Justifiably advertised as one of the Caymans’ unique sights, this is actually a sandbar in the midst of North Sound where stingrays gather to be fed by visiting humans. Because the water is calm and about two to three-feet deep, even preschoolers can stand, without snorkel gear or life jacket, and stroke the fuzzy, soft Southern rays who waft their way through tourist legs to reach morsels of fresh squid and fish filets.
A New York mother of a 3-year-old, who’s returned to the quiet north coast Cayman Kai for three winters running, described her son’s interaction with these vicious denizens of the deep as “petting pussycats.”

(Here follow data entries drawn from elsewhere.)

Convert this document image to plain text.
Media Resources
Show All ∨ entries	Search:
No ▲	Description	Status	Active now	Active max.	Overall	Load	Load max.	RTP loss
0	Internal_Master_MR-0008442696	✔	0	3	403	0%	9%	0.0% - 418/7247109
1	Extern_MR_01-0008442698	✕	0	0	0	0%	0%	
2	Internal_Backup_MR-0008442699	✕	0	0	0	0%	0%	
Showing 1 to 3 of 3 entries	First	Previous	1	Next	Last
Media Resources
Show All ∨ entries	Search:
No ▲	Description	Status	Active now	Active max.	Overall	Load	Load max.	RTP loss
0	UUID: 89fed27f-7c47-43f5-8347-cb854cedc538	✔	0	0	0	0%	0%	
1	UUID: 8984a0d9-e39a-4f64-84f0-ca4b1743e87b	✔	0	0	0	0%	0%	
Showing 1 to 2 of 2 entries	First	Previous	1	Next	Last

At our visit, the group was transported by the amiable skipper Ian and his sidekick Gene Autry (no kidding) on the comfortable boat Reel Hooker. We spent the first half-hour in the water admiring the stingrays before any food was distributed. Alternately frightened and fascinated, we all soon learned to love the thigh hugging and hand kissing of these larger-than-our-kids fish.
Try to go when there are no cruise ships in port. Stingray City is the favorite shore excursion, and hundreds of cruise passengers on the reef at one time just overwhelm the rays.
If your sightseeing funds are so limited that you’ll have to skip it, plan on the Caymans next year!